Keeping LLC Liability Protections in Hard Times

For many entrepreneurs, the LLC entity has served them well in the past years. However, circumstances may have changed dramatically in the past months. We are hearing of people whose businesses are unable to get credit necessary for carrying on usual operations. For some business owners this is an inconvenience, as they have other sources of money to advance to the LLC. For others, the unavailability of credit can be a disaster.

Of utmost importance is maintaining the liability shield in order to protect your personal assets from LLC creditors. For general information on protecting your assets, see these other articles in this website:

More specific actions to take or avoid will be discussed below.

It is important to pay all bills of the LLC out of the LLC checking account, not out of the owner’s personal account. Also, income to the LLC should come through the LLC checking account. Keeping these requirements in mind will help preserve the separateness of your LLC entity.

This article assumes the following:

  1. When the LLC was created, it was set up with a reasonable amount of capital investment,
  2. The LLC has been operating for some time, and
  3. The LLC is now facing serious cash flow problems.

If the owner-member decides to continue the operation of the LLC, the owner must be careful about taking cash distributions from the LLC. In Washington, the LLC statutes prohibit a distribution to a member if the LLC, after the distribution, would not be able to pay its debts as they become due in the usual course of business. The same statute prohibits a distribution to a member if the distribution causes the LLC to have a negative net worth (assets are less than liabilities).

The statute has some exceptions, and these can get complicated. So, if you are facing an LLC insolvency, you should talk to your accountant and/or attorney about how to proceed. The statute also states that if a person knowingly makes a distribution in violation of these principles, that person is liable to the LLC for the amount of the distribution.

If an LLC is insolvent and the member or members decide to advance funds to the LLC, the members should consider alternative ways to put money into the LLC while keeping personal assets shielded. If funds are loaned to the LLC, the transaction should be properly documented with a promissory note and, if possible, a security interest. Additional capital can also be contributed to the LLC. These different methods of adding cash to the LLC have different consequences and should be discussed with your accountant and/or attorney.

If it becomes time to terminate the operations of the LLC, note that the Washington statutes are very specific on this process. There is a process for “winding up” the affairs of the LLC, by which the owner(s) may wind up the affairs of the LLC following the statutory requirements. Alternatively, a person can apply to a court for a court-supervised winding up of the company’s affairs. In some cases the LLC owners should consider a federal bankruptcy proceeding to terminate the operations of the LLC.

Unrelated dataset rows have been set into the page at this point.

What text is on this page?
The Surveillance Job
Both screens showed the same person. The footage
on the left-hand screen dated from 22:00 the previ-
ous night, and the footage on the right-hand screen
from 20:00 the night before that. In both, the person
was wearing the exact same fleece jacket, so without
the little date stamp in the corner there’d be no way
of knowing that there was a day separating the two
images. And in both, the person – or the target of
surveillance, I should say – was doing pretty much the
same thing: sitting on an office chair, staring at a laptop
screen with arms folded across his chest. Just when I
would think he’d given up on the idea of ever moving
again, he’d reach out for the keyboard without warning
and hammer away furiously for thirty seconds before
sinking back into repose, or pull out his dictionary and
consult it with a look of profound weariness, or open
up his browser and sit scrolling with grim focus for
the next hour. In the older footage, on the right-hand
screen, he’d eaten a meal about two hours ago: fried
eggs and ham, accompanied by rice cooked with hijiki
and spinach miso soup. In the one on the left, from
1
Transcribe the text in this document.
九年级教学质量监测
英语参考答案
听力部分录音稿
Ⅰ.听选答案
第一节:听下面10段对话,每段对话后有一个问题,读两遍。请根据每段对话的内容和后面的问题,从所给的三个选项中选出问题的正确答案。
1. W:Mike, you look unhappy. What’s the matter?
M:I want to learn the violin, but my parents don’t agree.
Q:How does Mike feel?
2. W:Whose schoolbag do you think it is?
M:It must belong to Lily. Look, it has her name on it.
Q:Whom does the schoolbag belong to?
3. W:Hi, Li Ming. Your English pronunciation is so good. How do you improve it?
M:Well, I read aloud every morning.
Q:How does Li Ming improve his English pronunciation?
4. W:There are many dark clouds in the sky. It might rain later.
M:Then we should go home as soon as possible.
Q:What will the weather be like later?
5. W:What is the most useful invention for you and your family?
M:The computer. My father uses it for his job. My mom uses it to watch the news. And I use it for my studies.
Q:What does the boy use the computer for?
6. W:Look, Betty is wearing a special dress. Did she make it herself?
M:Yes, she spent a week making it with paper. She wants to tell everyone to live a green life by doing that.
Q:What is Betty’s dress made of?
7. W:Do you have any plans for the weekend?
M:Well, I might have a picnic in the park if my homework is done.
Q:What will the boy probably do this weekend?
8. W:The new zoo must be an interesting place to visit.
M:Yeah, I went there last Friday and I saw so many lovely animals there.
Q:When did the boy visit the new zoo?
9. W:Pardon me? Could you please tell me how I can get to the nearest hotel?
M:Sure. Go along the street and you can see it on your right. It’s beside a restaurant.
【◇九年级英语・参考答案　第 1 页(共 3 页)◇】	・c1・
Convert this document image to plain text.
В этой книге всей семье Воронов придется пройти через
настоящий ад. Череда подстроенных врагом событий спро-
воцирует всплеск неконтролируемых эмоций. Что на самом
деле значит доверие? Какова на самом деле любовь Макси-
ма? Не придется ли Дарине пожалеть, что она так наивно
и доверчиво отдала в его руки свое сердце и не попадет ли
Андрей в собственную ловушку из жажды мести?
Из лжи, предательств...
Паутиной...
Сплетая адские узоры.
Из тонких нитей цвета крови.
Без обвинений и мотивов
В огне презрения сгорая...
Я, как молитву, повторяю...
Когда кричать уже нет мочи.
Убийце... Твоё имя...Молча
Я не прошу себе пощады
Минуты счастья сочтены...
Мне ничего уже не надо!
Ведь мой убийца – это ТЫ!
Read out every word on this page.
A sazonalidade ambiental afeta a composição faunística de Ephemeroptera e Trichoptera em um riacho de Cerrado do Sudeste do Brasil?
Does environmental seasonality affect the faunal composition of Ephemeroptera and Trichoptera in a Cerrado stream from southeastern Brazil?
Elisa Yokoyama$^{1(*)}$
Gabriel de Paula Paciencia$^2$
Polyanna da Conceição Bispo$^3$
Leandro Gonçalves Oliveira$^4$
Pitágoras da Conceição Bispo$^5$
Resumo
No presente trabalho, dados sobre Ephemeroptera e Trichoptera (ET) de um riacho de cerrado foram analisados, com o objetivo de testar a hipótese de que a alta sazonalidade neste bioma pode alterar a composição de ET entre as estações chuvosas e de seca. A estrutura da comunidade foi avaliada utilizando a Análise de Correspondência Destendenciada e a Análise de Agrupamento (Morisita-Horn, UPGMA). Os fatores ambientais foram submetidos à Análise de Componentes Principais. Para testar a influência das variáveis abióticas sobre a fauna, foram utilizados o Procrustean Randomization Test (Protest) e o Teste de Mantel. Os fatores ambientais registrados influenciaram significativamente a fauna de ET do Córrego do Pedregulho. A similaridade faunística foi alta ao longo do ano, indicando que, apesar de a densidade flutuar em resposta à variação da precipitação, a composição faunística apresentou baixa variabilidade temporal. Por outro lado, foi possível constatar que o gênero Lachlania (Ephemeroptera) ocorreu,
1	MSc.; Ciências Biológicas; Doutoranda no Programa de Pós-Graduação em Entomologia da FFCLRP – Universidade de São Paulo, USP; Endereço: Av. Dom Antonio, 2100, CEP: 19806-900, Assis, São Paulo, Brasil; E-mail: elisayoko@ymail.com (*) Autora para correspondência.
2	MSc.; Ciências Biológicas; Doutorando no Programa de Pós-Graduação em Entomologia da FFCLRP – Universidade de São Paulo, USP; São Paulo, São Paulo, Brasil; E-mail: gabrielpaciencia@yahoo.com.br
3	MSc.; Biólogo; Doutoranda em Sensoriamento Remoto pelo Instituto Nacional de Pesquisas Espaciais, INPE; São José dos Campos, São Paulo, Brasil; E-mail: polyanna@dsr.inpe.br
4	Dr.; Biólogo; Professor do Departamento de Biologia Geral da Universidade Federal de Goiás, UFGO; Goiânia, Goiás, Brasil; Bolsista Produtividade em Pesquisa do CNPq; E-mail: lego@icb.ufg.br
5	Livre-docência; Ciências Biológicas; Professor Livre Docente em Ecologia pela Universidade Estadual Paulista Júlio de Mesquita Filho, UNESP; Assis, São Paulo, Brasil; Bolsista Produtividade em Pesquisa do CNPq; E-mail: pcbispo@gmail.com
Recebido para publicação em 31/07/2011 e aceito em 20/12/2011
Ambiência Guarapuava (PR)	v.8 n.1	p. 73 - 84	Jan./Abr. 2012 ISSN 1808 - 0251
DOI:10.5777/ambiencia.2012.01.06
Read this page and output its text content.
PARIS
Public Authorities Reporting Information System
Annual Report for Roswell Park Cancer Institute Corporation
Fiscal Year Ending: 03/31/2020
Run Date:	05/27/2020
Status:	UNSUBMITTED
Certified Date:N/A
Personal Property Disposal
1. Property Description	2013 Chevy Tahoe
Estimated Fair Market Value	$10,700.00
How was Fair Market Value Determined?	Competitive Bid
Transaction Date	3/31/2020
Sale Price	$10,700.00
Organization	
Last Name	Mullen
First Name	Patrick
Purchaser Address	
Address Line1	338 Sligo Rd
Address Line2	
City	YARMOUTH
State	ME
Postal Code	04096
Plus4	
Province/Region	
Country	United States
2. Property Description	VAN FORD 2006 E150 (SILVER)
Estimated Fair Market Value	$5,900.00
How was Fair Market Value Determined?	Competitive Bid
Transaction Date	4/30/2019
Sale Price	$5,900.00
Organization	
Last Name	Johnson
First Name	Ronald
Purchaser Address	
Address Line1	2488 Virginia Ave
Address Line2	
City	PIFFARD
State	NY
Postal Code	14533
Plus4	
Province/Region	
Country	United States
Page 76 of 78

After the winding up process, the LLC can file a “certificate of cancellation” which will terminate the LLC’s existence. Owners should be very careful about filing a certificate of cancellation because filing a certificate may prevent the LLC from being able to counter-sue or make cross complaints in the event unanticipated claims or lawsuits are made against the LLC. There have been a number of cases in the last couple of years which address the consequences of canceling an LLC when there are still outstanding claims against it.

Many of the principles discussed in this short article on LLCs will be likewise applicable to closely held corporations. But, the details for corporations are in separate statutes, and the principles are similar but not the same.